最近、伊藤博之さんの「創作のミライ」という本を読みました✨
初音ミクの生みの親である伊藤博之さんが、子供の頃からの歩みや創作というものについて語っている本なのですが、読んでいてドキドキしてしまいました!
それは、AIを使った音楽について考えていた自分の感覚と、伊藤さんが考えていたことが思っていた以上に同じだったことです。
AIで音楽を作り始めてもうすぐ2年になります。
最初の頃は「AIを使えば、誰でもプロ級の曲が作れるようになるのかな?」なんて考えたこともありました。
でも実際に2年間やってみると、そんなに簡単なものではありませんでした。
AIに指示を出せば、それなりに綺麗な曲は作れてしまいます。
ですが、自分が本当に作りたい曲を作ろうとすると、どういう音にしたいのか?どんな世界観にしたいのか?少し違和感のあるところをどう直せば良くなるのか。。。結局、作る側の感性や経験ってかなり重要になってくるのだなと実感しています。
なので私は、AIを使えば誰でもがプロ級の曲を作れるとは思っていません。それはこれからも変わらないと思います。
その一方で、AIを使ってプロ顔負けの曲を作る人は、いつか必ず現れるのではなかろうか?と思っています。
伊藤さんもAIによって創作の裾野が広がっていく未来を見ていらっしゃっている。
自分が感じていたことと同じような未来をこの人も見ていたのだなと思い、おこがましい事ですがとても嬉しくなりました。
そもそも初音ミク自体も、プロの専門家だけが集まって音楽を作るという世界からもっと多くの人が創作に参加できる世界へと広がるきっかけになった存在なのですよね。
伊藤さんが大切にしているのは、沢山の人音楽を「創り」、作ったものを発表する場を「創る」こと。
そして誰かの創作が誰かの創作を刺激して、そこからまた新しい作品が生まれていく。
そんな「創作の連鎖」が初音ミクを中心とした文化を広げていったのだと思います。
今のAI音楽の立ち位置も少し似ている所があるなと思い、今まで以上にボカロに愛着が湧いたり注目をしている自分もいます。

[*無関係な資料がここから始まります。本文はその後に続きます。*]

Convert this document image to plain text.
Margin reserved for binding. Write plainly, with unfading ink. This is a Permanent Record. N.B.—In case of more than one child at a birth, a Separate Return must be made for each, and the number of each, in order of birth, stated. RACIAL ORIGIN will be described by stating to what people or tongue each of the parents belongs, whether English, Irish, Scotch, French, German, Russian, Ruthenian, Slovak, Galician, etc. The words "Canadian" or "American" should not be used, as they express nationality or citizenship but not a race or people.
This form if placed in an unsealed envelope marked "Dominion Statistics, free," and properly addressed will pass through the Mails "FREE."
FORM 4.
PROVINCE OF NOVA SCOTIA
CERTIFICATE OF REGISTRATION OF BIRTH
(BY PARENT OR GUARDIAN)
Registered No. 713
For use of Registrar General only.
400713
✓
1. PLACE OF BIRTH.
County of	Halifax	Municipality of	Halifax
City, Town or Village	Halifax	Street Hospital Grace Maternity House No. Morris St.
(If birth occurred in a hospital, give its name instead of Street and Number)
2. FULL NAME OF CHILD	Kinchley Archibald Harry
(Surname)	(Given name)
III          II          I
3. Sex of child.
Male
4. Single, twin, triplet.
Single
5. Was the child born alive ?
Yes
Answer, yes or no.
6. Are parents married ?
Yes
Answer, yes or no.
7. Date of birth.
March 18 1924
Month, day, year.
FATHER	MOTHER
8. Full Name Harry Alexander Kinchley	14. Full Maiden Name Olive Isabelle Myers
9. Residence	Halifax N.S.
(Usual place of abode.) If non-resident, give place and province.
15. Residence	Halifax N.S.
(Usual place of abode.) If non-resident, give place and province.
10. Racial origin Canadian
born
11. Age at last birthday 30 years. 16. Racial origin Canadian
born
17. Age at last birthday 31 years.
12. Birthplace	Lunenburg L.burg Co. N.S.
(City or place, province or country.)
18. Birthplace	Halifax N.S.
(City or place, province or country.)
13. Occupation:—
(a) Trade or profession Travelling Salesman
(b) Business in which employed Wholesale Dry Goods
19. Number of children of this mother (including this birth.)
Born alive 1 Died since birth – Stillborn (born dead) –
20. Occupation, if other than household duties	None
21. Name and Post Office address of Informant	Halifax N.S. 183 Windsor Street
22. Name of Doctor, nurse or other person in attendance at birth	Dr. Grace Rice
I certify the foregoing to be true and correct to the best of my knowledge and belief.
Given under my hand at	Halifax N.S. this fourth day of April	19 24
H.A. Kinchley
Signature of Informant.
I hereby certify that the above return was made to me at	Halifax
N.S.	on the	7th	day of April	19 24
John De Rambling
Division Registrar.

AIによって、これまで作曲なんてできないと思っていた人でも自分の頭の中にあるイメージを音楽にできるようになった。
そして、その曲を聴いた誰かがまた刺激を受けて新しい作品を作る。
その規模はまだまだ小さい物かもしれませんがもしかしたら今は、そんな新しいステージの「創作の連鎖」が始まっているのかもしれません。
私自身まだまだプロ顔負けと言えるようなものとは程遠いですが、
それでも、色々な曲を聴いて刺激を受けて「こんなの作ってみたい」と思える曲がたくさんあります。
なんだかんだでAI生成も2年間続けてきていますが、AIを拒絶する人は徐々に少なくなってきているような気はしていてAIで遊んでみるかになっている人も増えてきているような感じもしています。
そして「創作のミライ」を読みながら、これからAIによって音楽や創作がどう変わっていくのかますます楽しみになっています。
そしていつか誰かがAIを使って「えっ、これめっちゃいい!!」と思うような、沢山の人が受け入れてくれるような作品を作る人がたくさん現れてくれる日を見てみたいなーなんて思っています。
その未来をただ外から眺めるのではなく、作る側として観ていきたい。